With the holiday season still a recent memory of happier times, we’re featuring someone with a number of Christmas titles to his name for this installment of Get to Know the Casting Director. Dean Fronk is known for his work on a variety of projects that span genres, such as Netflix’s Fatal Affair, the Nicolas Cage-led Left Behind, and the NBA 2K motion-capture video games. He’s also a self-identified “geek” for horror films, and the versatile casting director took some time out to virtually sit down with Casting Networks® and talk more about his work. Keep reading for a window into the casting person behind the credits.

When was the moment you knew that casting was for you?

It was when I started working for Don Pemrick, who is now my business partner at Pemrick Fronk Casting. We’ve worked together for 20 years now, and he’s also one of my best friends. But back when I was an assistant, I experienced running an audition for the first time, and that was when I knew casting was for me. There’s still nothing quite like that moment when you and the director are in the room, and the actor comes in and nails the read. You know without even looking at the director that that actor is the one who’s going to book the part. It’s such a great feeling, especially when you get to tell the actor they got the role. Just seeing their reaction to what they’ve accomplished is awesome. Right now, things are a little different with virtual auditions, but it’s still exciting.

I love when casting directors share about how they’re rooting for actors. And I’m interested to hear more about your work on holiday movies. Can you tell us a favorite memory from casting one of them? 

Yes, and first I’ll say that we’ve been doing holiday films for almost 18 years now. The biggest thing that’s changed over the years is that at first, people didn’t want to do them. But they have such a shelf life, like there are ones still airing that we did 15 years ago. So now we have reps contacting us because actors want to be a part of them. As far as a specific favorite memory, though, I’ll give the example of when I did one of my very first ones called The Santa Trap. It was directed by John Shepphird, who we’ve worked with for many movies, and it starred Robert Hays and Shelley Long. I grew up watching the movie Airplane! and the series Cheers so to get to meet people who’d starred in both was just really special. And we’ve done Christmas movies all over, such as in Utah, Mississippi, New York, Vermont, Louisiana, and Canada. No matter where you are, though, one thing doesn’t change. Everybody loves coming in for a Christmas movie. Actors always seem to be happy when they audition for them — there’s just a good feeling about them. 

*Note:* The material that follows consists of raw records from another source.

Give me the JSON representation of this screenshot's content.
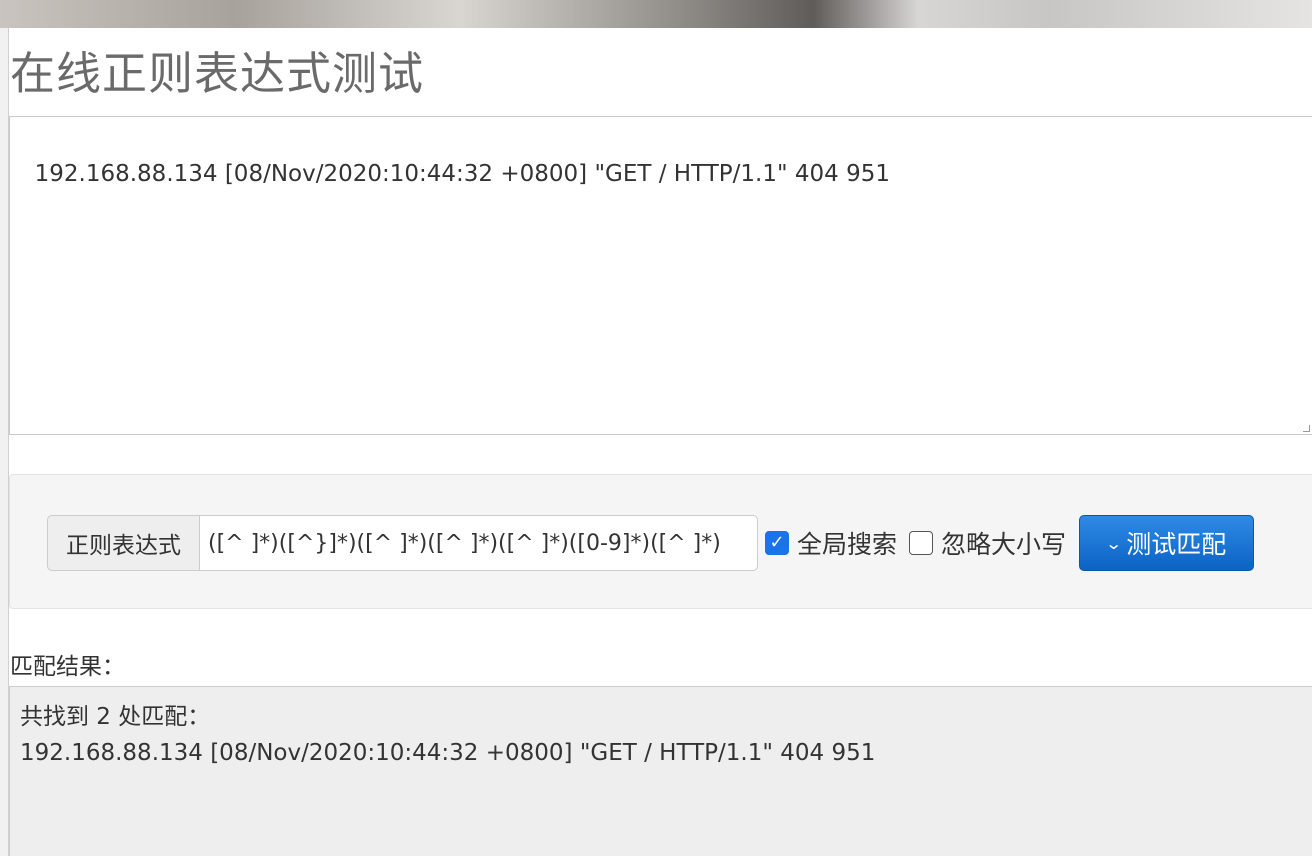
{
  "page": {
    "title": "在线正则表达式测试"
  },
  "source": {
    "text": "192.168.88.134 [08/Nov/2020:10:44:32 +0800] \"GET / HTTP/1.1\" 404 951"
  },
  "controls": {
    "regex_label": "正则表达式",
    "regex_value": "([^ ]*)([^}]*)([^ ]*)([^ ]*)([^ ]*)([0-9]*)([^ ]*)",
    "global_search": {
      "label": "全局搜索",
      "checked": true
    },
    "ignore_case": {
      "label": "忽略大小写",
      "checked": false
    },
    "test_button_label": "测试匹配",
    "check_glyph": "✓",
    "chevron_glyph": "⌄"
  },
  "result": {
    "label": "匹配结果：",
    "summary": "共找到 2 处匹配：",
    "match_line": "192.168.88.134 [08/Nov/2020:10:44:32 +0800] \"GET / HTTP/1.1\" 404 951"
  },
  "colors": {
    "accent": "#1a73e8",
    "button_top": "#2f8ae5",
    "button_bottom": "#0b63c4",
    "title": "#6a6a6a"
  }
}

What a fun genre to cast! Now I have to ask one of my favorite questions for casting directors. If someone made a movie about your life, which actor would you cast to play the role of Dean Fronk?

I would go with Tom Cruise for sure. That comes from growing up in the ’80s, and I’ve been a huge fan of him ever since Taps. I mean, the first-ever expensive pair of sunglasses I owned were aviators, inspired by Top Gun. So I’d love to have him play me.

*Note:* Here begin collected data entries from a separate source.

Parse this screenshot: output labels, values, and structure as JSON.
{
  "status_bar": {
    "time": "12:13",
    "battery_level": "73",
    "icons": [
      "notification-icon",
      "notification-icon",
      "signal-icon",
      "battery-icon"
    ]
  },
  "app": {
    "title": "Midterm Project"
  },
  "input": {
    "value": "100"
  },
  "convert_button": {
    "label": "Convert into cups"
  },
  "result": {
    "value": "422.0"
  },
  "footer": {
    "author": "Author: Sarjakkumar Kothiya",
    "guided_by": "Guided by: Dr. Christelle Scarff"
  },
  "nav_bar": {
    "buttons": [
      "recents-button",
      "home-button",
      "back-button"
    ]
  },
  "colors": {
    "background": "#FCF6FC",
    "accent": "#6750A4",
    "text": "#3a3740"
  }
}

That is a fantastic choice. And I’m going to pivot here to your work teaching audition technique. Is there one big takeaway you have for actors on that subject? 

Listen, I have one thing that I say to anyone and everyone who ever asks me about the topic. When an actor auditions, there are a lot of aspects about it that they can’t control. But one thing that is in their power is to make sure they’re the most prepared actor we see that day. You need to come in completely knowing your material inside and out. That applies to self-tapes, too, and even more so since you’re not in the room with the casting director. Your only chance to connect with them is through that screen so you don’t want to be looking down as you read off the page.

I hope actors reading this, take note! So before we wrap, can you share what you’re watching at the moment?

I have to say that there are two big ones. We’re watching Big Sky, which is just a great whodunit series. But my absolute favorite show is The Blacklist because James Spader is beyond brilliant. I grew up watching him in all of my favorite shows in the ’80s, and he’s just this fantastic actor. If you ever watch The Blacklist, you’ll see that he captures the screen the whole time. I mean, it happens every episode. 

Fronk’s interview reinforces the idea that casting directors are rooting for actors’ success. Plus, his enthusiasm for the talent he gets to work with, as well as the jobs he books, display Fronk’s passion for what he does. The casting director wrapped with an anecdote about when he was offered a very memorable project, Rudolph the Red-Nosed Reindeer & the Island of Misfit Toys. “I remember sitting there and thinking to myself, ‘I would do this for free,’” Fronk recalled. So no matter what part of the industry you’re in, the casting director reminds us of the importance of getting to do what you love. 

This interview has been edited and condensed.